Last week, in a part of the UK fittingly referred to as the “Midlands Engine”, Streamr brought together some key regional players involved in transport. Devs and other sector experts from Birmingham City Council, Transport for West Midlands, Oxfordshire County Council, Birmingham in Real Time (part of Birmingham City University), the Big Data Corridor initiative and others joined Streamr core project members for a hackathon to figure out how to better access, visualise and trust transport related real-time data.
There were some ambitious aims. Would it be possible to provide greater coverage and confidence in data streams? Could we scope better ways of understanding the live events that take place on road networks? And by utilising those live insights, would it be possible to reduce congestion, journey times and emissions, improve safety and driver experience on both urban and rural roads?
These aims tied in with Birmingham’s network resilience strategy and putting data infrastructure in place to manage the forthcoming network of connected autonomous and electric vehicles.
There were, as always, challenges that had to be overcome when working with some of the datasets. Birmingham in Real Time (BiRT) demonstrated how to parse heavy DATEXII transport feeds to make it much easier for developers to work with. With that done, local authorities would, it was felt, be in a much better position to verify circumstances by being able to access multiple data sources for a single event.
During the full day event, participants achieved some great integrations and visualisations using the Streamr Editor. Birmingham City Council’s Andy Radford managed to stream real-time data from traffic lights. Coded via his iPhone using the BCC API, Andy managed to display Signal Phase and Timing (SPaT) data. In this instance, the Editor tool clearly reduced the need for parsing data.
The team from BiRT were able to get SCOOT data — speed and flow data produced by vehicle detectors embedded in the road surface — live streamed through the Streamr platform. Both SPaT and SCOOT are important datasets for urban traffic control measures.

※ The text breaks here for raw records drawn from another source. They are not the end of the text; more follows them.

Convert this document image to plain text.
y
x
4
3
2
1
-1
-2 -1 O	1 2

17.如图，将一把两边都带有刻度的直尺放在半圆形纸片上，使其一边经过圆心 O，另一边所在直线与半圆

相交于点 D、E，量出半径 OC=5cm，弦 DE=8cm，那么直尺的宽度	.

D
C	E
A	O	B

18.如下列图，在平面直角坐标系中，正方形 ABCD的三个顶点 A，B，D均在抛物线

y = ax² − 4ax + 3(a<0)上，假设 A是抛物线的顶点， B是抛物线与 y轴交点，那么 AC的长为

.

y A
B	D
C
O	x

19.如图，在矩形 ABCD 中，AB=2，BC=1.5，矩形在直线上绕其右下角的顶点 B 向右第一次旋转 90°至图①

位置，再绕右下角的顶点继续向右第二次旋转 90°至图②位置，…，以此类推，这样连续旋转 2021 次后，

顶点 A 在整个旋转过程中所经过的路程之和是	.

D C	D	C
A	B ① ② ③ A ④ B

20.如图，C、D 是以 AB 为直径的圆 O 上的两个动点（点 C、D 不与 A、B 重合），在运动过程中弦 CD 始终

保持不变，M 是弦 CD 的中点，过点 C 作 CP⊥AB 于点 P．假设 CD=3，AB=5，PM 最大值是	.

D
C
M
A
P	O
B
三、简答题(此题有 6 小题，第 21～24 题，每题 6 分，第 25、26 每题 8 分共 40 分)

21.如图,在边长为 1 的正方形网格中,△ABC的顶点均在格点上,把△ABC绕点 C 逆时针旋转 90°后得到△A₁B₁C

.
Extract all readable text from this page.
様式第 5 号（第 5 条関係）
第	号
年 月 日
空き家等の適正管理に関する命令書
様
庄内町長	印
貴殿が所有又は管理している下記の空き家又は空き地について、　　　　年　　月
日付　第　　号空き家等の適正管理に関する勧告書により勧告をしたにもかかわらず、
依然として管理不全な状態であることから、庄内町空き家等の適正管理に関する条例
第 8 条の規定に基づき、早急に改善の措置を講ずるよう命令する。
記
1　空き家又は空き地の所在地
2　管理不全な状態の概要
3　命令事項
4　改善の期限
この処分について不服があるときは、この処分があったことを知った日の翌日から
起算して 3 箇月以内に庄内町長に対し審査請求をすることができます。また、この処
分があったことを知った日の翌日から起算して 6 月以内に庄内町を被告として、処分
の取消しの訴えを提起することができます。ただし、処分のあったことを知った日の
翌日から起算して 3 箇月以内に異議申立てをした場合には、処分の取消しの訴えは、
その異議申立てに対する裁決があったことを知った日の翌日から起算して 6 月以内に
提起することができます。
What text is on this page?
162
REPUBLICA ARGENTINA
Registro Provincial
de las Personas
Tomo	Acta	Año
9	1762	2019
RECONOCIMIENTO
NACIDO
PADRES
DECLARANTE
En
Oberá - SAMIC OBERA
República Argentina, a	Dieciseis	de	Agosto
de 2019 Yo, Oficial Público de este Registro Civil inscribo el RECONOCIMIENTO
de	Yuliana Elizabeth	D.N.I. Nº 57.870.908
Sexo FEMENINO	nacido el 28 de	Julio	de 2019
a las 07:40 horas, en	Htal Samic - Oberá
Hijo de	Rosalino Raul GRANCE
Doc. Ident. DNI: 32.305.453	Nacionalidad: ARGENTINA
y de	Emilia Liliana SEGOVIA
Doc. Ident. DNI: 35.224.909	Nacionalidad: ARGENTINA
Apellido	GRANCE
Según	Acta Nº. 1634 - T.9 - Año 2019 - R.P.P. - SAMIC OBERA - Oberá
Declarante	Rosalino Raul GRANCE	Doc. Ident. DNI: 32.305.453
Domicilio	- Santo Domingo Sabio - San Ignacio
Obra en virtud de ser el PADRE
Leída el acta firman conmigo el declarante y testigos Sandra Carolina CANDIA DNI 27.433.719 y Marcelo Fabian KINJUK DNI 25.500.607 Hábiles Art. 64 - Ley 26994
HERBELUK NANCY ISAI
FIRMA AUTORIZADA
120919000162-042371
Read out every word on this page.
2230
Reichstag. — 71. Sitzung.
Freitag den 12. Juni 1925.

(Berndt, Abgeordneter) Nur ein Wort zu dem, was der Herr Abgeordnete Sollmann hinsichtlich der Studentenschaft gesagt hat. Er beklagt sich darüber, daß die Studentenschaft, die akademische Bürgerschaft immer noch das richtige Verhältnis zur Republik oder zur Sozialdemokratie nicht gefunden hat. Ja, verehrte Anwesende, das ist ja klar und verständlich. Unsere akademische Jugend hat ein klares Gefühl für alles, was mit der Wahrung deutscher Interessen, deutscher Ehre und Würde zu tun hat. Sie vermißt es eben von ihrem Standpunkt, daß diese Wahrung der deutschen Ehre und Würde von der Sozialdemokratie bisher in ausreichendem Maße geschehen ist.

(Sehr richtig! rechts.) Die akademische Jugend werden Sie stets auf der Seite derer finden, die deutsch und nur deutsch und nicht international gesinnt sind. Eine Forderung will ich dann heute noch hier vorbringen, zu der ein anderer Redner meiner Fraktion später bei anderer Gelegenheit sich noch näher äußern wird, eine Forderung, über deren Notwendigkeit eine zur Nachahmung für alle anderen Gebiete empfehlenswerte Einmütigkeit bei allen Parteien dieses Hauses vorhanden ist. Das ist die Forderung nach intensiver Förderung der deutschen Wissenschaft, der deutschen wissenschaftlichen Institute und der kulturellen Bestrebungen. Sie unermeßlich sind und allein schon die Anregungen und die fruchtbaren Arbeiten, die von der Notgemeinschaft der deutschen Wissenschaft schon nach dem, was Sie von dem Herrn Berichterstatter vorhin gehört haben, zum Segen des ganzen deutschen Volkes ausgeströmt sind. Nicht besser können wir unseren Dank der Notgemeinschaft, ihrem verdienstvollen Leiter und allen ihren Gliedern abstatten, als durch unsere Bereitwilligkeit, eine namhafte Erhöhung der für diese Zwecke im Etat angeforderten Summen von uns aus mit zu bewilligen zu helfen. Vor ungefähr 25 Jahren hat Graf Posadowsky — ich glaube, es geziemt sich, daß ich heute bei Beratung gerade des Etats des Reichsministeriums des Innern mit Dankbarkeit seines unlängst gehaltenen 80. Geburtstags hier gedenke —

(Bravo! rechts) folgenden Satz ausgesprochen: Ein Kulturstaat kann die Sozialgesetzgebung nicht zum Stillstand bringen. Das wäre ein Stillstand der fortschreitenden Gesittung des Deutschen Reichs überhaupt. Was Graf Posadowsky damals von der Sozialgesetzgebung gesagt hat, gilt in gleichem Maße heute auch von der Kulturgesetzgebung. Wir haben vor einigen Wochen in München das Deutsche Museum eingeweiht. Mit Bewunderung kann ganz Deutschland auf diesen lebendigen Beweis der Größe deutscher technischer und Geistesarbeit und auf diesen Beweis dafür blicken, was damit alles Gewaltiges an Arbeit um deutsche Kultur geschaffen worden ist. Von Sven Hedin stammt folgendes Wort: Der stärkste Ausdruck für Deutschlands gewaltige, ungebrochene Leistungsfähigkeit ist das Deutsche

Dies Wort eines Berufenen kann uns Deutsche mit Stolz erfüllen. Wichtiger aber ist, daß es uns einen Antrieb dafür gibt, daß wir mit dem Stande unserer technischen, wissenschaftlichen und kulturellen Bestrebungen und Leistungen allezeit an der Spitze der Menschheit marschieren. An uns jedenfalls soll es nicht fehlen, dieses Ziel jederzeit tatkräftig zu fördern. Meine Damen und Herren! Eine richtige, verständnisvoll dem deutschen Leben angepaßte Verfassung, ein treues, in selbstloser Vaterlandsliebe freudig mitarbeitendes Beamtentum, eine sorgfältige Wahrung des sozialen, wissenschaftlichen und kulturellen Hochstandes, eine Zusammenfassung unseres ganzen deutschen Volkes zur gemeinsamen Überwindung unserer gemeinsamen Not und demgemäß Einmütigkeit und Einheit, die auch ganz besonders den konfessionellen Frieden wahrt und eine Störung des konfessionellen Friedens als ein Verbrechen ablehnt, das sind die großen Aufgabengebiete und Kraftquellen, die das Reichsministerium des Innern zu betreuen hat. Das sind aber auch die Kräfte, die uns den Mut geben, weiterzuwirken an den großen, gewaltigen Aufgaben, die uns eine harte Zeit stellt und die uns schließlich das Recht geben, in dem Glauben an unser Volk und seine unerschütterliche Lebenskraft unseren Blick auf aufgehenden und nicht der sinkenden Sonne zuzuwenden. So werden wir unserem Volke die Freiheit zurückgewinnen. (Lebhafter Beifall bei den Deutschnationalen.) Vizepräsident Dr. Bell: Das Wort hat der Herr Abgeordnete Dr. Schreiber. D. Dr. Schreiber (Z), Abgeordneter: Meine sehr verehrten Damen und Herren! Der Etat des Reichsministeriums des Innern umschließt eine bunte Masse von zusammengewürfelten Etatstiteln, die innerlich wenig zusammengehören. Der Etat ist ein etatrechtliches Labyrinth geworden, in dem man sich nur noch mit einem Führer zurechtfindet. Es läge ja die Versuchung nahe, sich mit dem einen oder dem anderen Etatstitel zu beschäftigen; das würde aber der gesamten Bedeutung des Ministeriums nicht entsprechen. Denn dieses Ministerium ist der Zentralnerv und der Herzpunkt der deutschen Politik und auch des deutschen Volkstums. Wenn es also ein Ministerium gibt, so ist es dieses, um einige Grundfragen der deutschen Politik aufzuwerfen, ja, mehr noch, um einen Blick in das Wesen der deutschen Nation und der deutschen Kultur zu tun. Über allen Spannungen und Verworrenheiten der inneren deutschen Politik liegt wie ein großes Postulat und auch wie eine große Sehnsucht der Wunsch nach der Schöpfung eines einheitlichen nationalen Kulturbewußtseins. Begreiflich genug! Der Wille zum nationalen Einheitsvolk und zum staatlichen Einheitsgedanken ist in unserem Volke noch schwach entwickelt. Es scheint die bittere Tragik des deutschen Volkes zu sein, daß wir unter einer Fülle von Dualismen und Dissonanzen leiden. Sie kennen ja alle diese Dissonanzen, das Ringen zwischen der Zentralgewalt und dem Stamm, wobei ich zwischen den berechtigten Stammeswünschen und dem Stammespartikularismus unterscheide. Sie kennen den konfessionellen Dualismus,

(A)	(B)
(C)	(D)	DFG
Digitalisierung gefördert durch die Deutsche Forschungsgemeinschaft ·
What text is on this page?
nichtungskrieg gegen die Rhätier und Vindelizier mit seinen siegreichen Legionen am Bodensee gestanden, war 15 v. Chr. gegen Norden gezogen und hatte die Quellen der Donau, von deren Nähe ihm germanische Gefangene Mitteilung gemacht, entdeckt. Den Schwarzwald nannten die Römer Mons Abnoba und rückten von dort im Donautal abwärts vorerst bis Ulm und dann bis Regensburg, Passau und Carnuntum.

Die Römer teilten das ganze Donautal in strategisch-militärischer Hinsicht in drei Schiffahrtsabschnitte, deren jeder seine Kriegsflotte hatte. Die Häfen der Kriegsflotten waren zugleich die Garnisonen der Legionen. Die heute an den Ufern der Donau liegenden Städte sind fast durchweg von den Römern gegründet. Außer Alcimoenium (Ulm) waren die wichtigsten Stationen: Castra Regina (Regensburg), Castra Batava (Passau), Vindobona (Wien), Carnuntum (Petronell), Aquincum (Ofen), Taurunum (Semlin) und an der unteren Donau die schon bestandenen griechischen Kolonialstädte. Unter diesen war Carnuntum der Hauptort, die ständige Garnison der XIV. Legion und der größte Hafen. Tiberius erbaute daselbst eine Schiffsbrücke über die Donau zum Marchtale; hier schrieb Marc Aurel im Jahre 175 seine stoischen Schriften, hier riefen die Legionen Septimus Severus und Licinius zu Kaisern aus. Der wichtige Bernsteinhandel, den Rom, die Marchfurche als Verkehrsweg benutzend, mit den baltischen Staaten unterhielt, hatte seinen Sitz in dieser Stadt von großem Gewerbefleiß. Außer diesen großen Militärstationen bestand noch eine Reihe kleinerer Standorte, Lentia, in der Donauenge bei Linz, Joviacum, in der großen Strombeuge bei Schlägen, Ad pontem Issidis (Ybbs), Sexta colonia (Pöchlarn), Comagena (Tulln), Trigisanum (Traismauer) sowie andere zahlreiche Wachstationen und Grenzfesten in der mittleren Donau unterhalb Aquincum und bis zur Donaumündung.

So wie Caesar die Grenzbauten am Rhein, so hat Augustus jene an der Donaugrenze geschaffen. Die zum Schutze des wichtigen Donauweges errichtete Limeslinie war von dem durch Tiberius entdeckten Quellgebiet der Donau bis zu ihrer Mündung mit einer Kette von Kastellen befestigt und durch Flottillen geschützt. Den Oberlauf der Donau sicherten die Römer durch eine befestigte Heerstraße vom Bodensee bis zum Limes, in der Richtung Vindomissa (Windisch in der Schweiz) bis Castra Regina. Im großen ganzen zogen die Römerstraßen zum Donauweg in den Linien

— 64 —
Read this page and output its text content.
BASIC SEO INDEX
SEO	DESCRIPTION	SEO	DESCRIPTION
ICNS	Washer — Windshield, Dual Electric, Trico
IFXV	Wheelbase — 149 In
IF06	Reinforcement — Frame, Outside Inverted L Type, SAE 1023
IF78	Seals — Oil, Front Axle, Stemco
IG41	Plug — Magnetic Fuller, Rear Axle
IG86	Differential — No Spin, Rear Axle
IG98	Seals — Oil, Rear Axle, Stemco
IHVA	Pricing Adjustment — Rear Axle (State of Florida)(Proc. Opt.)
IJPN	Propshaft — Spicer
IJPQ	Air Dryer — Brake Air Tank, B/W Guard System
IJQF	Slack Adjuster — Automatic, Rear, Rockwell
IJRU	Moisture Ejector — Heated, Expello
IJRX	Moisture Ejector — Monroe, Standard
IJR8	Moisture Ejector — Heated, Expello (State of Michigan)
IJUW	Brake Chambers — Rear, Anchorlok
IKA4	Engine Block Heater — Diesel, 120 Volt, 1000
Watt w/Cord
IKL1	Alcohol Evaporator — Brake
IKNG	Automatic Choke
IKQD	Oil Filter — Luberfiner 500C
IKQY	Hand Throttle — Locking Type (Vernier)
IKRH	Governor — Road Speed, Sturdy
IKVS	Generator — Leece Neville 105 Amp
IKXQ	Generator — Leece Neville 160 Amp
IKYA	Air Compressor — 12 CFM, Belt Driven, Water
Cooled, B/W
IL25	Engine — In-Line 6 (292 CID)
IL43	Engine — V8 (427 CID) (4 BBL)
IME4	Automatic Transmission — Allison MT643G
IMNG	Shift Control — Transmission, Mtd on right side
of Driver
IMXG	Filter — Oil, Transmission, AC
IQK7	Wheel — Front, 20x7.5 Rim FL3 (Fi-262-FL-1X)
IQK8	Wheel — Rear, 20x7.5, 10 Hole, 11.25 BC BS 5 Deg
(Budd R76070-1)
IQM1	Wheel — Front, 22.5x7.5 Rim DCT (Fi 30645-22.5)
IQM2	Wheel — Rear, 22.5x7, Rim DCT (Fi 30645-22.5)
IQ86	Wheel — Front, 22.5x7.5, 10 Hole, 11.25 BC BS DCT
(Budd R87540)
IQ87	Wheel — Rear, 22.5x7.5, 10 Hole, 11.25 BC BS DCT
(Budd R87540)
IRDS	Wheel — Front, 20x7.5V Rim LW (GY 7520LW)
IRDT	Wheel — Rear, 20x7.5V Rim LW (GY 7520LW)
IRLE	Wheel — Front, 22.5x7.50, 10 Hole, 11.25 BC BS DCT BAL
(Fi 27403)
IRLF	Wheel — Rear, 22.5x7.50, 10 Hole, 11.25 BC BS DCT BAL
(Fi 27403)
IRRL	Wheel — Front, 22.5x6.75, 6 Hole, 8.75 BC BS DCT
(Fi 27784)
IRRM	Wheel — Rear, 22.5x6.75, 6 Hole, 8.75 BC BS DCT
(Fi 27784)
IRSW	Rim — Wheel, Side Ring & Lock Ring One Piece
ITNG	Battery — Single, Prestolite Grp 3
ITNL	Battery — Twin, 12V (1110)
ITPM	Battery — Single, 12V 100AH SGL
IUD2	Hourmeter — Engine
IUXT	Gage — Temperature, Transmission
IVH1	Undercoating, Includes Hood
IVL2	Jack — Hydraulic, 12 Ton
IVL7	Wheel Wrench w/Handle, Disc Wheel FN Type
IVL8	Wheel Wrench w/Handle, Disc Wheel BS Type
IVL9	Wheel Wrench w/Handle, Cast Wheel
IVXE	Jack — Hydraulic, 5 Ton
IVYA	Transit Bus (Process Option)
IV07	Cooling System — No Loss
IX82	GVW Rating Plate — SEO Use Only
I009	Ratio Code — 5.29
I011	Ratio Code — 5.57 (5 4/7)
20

Of course this first hack is just the start. Now that group members have a feel for working with Streamr’s toolstack, we’ll continue to explore which data can be made available through the Marketplace and how the Editor and data delivery Network can reduce the amount of time developers need when working with heavy files. And as more transport related data gets added to the Marketplace, we’ll explore fusing these together with open and other third party datasets to enhance value and attract more subscribers.
We also identified that better access to real-time data streams, including by leveraging data from cars already on the network, could lead to significant cost savings by lowering the need for physical roadside infrastructure. That’s an insight we can aim to make more realisable at scale through Streamr’s ongoing pilots and partner ecosystem development.